You're talking like a pacifist who quotes the Sermon on the Mount, but disregards every other social obligation in Scripture.
I had lots of verses in mind, but I'm traveling and typing on my phone, so it was a little difficult to put together a list of prooftexts.
Delete"That's a silly comparison. You act as though, if lying is sometimes permissible, then lying is always permissible. Suppose we applied your logic to killing.
To believe the Gospel under false pretenses is not to believe the Gospel at all. How is that comparable to the issue at hand?"
I thought there was an analogy between saving physical lives and spiritual lives, which is why I picked this hypothetical. Plus in my hypothetical God used the deception to actually regenerate the deceived, so you don't get to take that away!
I'm not thinking like a pacifist, although I may sound that way, I'm trying to think Biblically.
I do wonder how if we're to do all things to the glory of God how we lie to the glory of God. Seems an odd thing to conceive of under the New Covenant.

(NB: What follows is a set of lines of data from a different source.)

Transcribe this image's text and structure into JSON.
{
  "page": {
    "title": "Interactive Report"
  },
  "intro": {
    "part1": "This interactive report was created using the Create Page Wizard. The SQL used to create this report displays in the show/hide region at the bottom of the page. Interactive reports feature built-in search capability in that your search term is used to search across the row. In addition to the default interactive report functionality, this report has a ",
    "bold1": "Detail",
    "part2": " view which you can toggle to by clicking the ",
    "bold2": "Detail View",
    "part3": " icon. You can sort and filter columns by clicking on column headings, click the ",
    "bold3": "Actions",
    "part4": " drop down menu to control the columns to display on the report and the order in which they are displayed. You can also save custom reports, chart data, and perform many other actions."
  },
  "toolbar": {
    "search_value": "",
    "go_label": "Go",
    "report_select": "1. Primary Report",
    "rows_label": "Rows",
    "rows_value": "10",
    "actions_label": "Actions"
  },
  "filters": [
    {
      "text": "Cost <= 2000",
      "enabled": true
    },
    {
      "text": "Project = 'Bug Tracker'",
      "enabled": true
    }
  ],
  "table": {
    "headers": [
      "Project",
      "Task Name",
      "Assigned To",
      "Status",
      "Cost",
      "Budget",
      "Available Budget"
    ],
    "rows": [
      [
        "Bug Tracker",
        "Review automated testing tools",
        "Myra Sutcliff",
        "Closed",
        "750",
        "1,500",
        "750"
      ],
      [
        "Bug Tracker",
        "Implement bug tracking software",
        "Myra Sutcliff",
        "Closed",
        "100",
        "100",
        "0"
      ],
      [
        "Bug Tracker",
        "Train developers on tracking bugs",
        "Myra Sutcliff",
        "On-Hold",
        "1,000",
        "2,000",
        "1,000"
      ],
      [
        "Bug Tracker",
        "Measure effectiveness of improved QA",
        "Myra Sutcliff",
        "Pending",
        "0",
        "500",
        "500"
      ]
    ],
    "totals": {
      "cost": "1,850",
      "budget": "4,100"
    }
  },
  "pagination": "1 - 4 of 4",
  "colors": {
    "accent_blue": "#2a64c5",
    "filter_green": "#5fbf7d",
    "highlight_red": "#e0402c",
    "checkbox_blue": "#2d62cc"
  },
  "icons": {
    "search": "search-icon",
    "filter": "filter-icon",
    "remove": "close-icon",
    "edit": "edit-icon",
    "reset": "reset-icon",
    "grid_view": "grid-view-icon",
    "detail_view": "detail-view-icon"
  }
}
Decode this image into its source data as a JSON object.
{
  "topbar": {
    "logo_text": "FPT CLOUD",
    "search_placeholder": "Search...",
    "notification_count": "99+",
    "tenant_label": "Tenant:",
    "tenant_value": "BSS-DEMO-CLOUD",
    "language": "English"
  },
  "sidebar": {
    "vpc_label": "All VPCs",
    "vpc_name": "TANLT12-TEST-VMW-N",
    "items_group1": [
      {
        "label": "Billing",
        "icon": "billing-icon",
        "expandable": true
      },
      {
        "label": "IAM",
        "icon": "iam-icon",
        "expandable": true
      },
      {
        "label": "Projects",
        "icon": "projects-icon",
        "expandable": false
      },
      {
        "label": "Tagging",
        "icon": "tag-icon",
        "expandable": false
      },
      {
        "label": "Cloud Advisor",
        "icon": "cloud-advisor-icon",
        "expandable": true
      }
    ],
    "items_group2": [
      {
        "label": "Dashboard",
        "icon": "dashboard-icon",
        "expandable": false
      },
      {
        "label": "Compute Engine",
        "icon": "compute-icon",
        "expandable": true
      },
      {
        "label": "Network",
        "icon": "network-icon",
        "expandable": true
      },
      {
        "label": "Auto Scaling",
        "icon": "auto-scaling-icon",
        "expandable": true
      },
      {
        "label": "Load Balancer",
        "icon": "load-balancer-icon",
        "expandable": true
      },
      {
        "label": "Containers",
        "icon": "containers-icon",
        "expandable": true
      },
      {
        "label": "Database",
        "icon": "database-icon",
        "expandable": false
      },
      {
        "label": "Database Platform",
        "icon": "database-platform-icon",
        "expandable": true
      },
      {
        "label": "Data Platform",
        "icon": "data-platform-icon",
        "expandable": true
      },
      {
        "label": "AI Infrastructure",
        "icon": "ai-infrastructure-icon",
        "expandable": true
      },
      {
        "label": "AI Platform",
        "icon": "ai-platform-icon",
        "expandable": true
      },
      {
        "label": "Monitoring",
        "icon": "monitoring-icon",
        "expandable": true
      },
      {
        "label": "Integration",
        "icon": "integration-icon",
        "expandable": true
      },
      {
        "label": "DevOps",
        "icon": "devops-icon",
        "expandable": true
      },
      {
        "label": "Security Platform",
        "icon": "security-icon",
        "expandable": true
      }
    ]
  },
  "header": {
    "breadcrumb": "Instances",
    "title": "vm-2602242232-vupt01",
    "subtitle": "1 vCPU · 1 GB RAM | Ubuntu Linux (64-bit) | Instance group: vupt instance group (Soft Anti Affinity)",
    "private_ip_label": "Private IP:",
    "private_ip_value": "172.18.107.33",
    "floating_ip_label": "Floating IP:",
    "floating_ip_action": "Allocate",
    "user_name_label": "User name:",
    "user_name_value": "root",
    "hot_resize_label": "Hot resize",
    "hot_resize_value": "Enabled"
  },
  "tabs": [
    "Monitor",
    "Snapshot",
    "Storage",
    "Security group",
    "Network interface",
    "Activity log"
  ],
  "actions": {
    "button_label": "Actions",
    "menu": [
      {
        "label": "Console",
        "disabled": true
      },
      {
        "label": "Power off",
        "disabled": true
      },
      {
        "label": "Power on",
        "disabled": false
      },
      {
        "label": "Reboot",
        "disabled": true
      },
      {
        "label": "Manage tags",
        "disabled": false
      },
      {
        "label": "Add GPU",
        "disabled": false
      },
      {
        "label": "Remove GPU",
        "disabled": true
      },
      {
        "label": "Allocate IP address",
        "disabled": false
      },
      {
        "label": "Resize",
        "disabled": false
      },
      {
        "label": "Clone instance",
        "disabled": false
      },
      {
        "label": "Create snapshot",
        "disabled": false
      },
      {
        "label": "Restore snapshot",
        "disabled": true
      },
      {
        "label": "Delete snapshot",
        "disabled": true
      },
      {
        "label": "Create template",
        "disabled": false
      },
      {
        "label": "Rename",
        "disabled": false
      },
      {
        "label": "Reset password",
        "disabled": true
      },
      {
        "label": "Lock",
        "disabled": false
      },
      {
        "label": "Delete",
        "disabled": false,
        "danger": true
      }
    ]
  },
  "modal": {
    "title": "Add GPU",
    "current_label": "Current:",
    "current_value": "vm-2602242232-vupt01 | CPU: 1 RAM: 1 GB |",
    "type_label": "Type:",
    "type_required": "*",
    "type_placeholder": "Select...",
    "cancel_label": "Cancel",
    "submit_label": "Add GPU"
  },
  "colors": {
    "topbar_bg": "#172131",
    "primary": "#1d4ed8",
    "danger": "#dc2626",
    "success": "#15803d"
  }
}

Good thoughts anyway, thanks for the interaction.
"I do wonder how if we're to do all things to the glory of God how we lie to the glory of God. Seems an odd thing to conceive of under the New Covenant."
DeleteLying to the glory of God is no odder than killing to the glory of God. If the latter is compatible with God-glorifying behavior, so is the former.
It's important to define what lying is, yes?
ReplyDeleteThere are scenarios where lying can be defined as telling or describing something that is not literally true. You could be telling a joke, a story, a parable. Other examples are given above – bluffing in poker, giving a "head fake" in a war, being deceptive in order to rightfully preserve life. I don't feel scenarios such as these are what the scriptures have in mind when it condemns lying tongues, or bearing false witness.
Then there are the scenarios where the definition of lying clearly runs afoul of scripture. In a general sense it is those situations where the motive or desired outcome of the lying is sinful – ill gotten gain, bringing wrongful harm to someone, etc.